(ThyBlackMan.com) College sports in 2022 is nothing like college sports in 1992 or even 2012. As the college football season begins, the transfer portal has given collegiate athletes more power over their careers than ever before but even more than the transfer portal has been the impact of NIL. It has been a little over a year since July 1, 2021, when the first time ever, collegiate student-athletes could be compensated for the use of their name, image, and likeness, or NIL, without penalty or eligibility issues. Colleges and universities still cannot pay athletes that help them bring in millions and millions of dollars but those athletes can earn money in their pockets in new and different ways that they never could before. One year since new rules for college athletes regarding NIL, there are still a lot of unknowns as well as interesting results for athletes and schools due to this new era of college sports.

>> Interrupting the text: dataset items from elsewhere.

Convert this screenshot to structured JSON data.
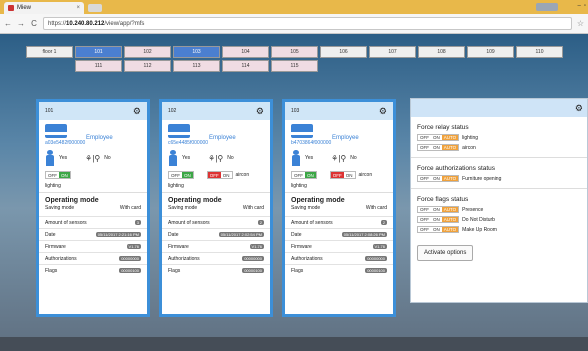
{
  "browser": {
    "tab_title": "Miew",
    "tab_close": "×",
    "url_prefix": "https://",
    "url_host": "10.240.80.212",
    "url_path": "/view/app/?mfs",
    "nav_back": "←",
    "nav_forward": "→",
    "nav_reload": "C",
    "bookmark": "☆"
  },
  "floors": {
    "row1": [
      {
        "label": "floor 1",
        "state": "normal"
      },
      {
        "label": "101",
        "state": "selected",
        "pin": false
      },
      {
        "label": "102",
        "state": "pink",
        "pin": true
      },
      {
        "label": "103",
        "state": "selected",
        "pin": true
      },
      {
        "label": "104",
        "state": "pink"
      },
      {
        "label": "105",
        "state": "pink"
      },
      {
        "label": "106",
        "state": "normal"
      },
      {
        "label": "107",
        "state": "normal"
      },
      {
        "label": "108",
        "state": "normal"
      },
      {
        "label": "109",
        "state": "normal"
      },
      {
        "label": "110",
        "state": "normal"
      }
    ],
    "row2": [
      "111",
      "112",
      "113",
      "114",
      "115"
    ]
  },
  "cards": [
    {
      "room": "101",
      "employee_label": "Employee",
      "card_id": "a03e5482f000000",
      "yes_label": "Yes",
      "no_label": "No",
      "relay": {
        "off": "OFF",
        "on": "ON",
        "state": "on",
        "name": "lighting"
      },
      "relay_name": "lighting",
      "op_mode_title": "Operating mode",
      "saving_mode_label": "Saving mode",
      "saving_mode_value": "With card",
      "amount_label": "Amount of sensors",
      "amount_value": "3",
      "date_label": "Date",
      "date_value": "05/11/2017 2:21:16 PM",
      "firmware_label": "Firmware",
      "firmware_value": "V1.76",
      "auth_label": "Authorizations",
      "auth_value": "00000000",
      "flags_label": "Flags",
      "flags_value": "00000100"
    },
    {
      "room": "102",
      "employee_label": "Employee",
      "card_id": "c65e4485f000000",
      "yes_label": "Yes",
      "no_label": "No",
      "relay": {
        "off": "OFF",
        "on": "ON",
        "state": "on",
        "name": "lighting"
      },
      "relay2": {
        "off": "OFF",
        "on": "ON",
        "state": "off",
        "name": "aircon"
      },
      "relay_name": "lighting",
      "op_mode_title": "Operating mode",
      "saving_mode_label": "Saving mode",
      "saving_mode_value": "With card",
      "amount_label": "Amount of sensors",
      "amount_value": "2",
      "date_label": "Date",
      "date_value": "05/11/2017 2:02:54 PM",
      "firmware_label": "Firmware",
      "firmware_value": "V1.76",
      "auth_label": "Authorizations",
      "auth_value": "00000000",
      "flags_label": "Flags",
      "flags_value": "00000100"
    },
    {
      "room": "103",
      "employee_label": "Employee",
      "card_id": "b4703864f000000",
      "yes_label": "Yes",
      "no_label": "No",
      "relay": {
        "off": "OFF",
        "on": "ON",
        "state": "on",
        "name": "lighting"
      },
      "relay2": {
        "off": "OFF",
        "on": "ON",
        "state": "off",
        "name": "aircon"
      },
      "relay_name": "lighting",
      "op_mode_title": "Operating mode",
      "saving_mode_label": "Saving mode",
      "saving_mode_value": "With card",
      "amount_label": "Amount of sensors",
      "amount_value": "2",
      "date_label": "Date",
      "date_value": "05/11/2017 2:08:26 PM",
      "firmware_label": "Firmware",
      "firmware_value": "V1.76",
      "auth_label": "Authorizations",
      "auth_value": "00000000",
      "flags_label": "Flags",
      "flags_value": "00000100"
    }
  ],
  "force": {
    "relay_title": "Force relay status",
    "relay_rows": [
      {
        "off": "OFF",
        "on": "ON",
        "auto": "AUTO",
        "name": "lighting"
      },
      {
        "off": "OFF",
        "on": "ON",
        "auto": "AUTO",
        "name": "aircon"
      }
    ],
    "auth_title": "Force authorizations status",
    "auth_rows": [
      {
        "off": "OFF",
        "on": "ON",
        "auto": "AUTO",
        "name": "Furniture opening"
      }
    ],
    "flags_title": "Force flags status",
    "flags_rows": [
      {
        "off": "OFF",
        "on": "ON",
        "auto": "AUTO",
        "name": "Presence"
      },
      {
        "off": "OFF",
        "on": "ON",
        "auto": "AUTO",
        "name": "Do Not Disturb"
      },
      {
        "off": "OFF",
        "on": "ON",
        "auto": "AUTO",
        "name": "Make Up Room"
      }
    ],
    "activate_label": "Activate options"
  },
  "colors": {
    "accent": "#3b82d6",
    "on": "#3ca646",
    "off": "#d33333",
    "auto": "#f0a23c"
  }
}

In the year since NIL has been implemented, there have been a lot of unique combinations between college athletes and businesses doing NIL deals. One of the more interesting names in college football is Dresser Winn. Winn is the starting quarterback for FCS football program, Tennessee-Martin, and he was the first known athlete to ink a deal with a political campaign after a partnership deal to endorse local district attorney candidate Colin Johnson. Perhaps Winn’s endorsement helped as Johnson was elected as new District Attorney General for a Tennessee judicial district in a close campaign earlier this month. It will be even harder to say politics and sports don’t mix after that. Another interesting NIL-related partnership was the Florida Panthers of the NHL partnering to offer a NIL deal to all female athletes at Florida Atlantic University. The Panthers also committed to equal pay for all athletes in the program. Another unique team-oriented NIL agreement came with HBCU Howard University as Howard became the first Historically Black College or University to sign a teamwide Name, Image and Likeness deal back in November 2021 when it agreed to a deal with College Hunks Hauling Junk and Moving.
The fear of college athletes earning money from the work they put into college sports definitely has racism as a component of that fear and unjustified reasoning. The largest revenue collegiate sports, college football and men’s college basketball, feature largely Black athletes as stars and the faces of the sport on an annual basis while being unpaid for largely PWIs, Predominantly White Institutions, while white coaches and largely white athletic departments profit. This remains a topic of discussion even today. However, it would be a mistake to think that college athletes are using their newfound money from NIL for strictly selfish purposes. One notable example is former Texas Longhorns college basketball player Andrew Jones, a leukemia survivor, who partnered with the V Foundation to raise money for cancer research and donated 10% of his Name, Image, and Likeness earnings to the well-known cancer research foundation. Former Texas A&M football star Trayveon Williams is helping the next generation understand NIL by co-teaching a NIL-focused class as an adjunct professor at Texas A&M’s School of Law in the spring of 2023.
This is the early phase of the NIL era and even legendary Alabama football coach Nick Saban has gotten himself in verbal battles regarding NIL and how it is being regulated. It will take time to regulate NIL but it is important that the longtime one-sided nature of college sports when college athletes were supposed to be content with a “free ride” and little else has disappeared for good. We are definitely in a completely new era of college sports one year after NIL.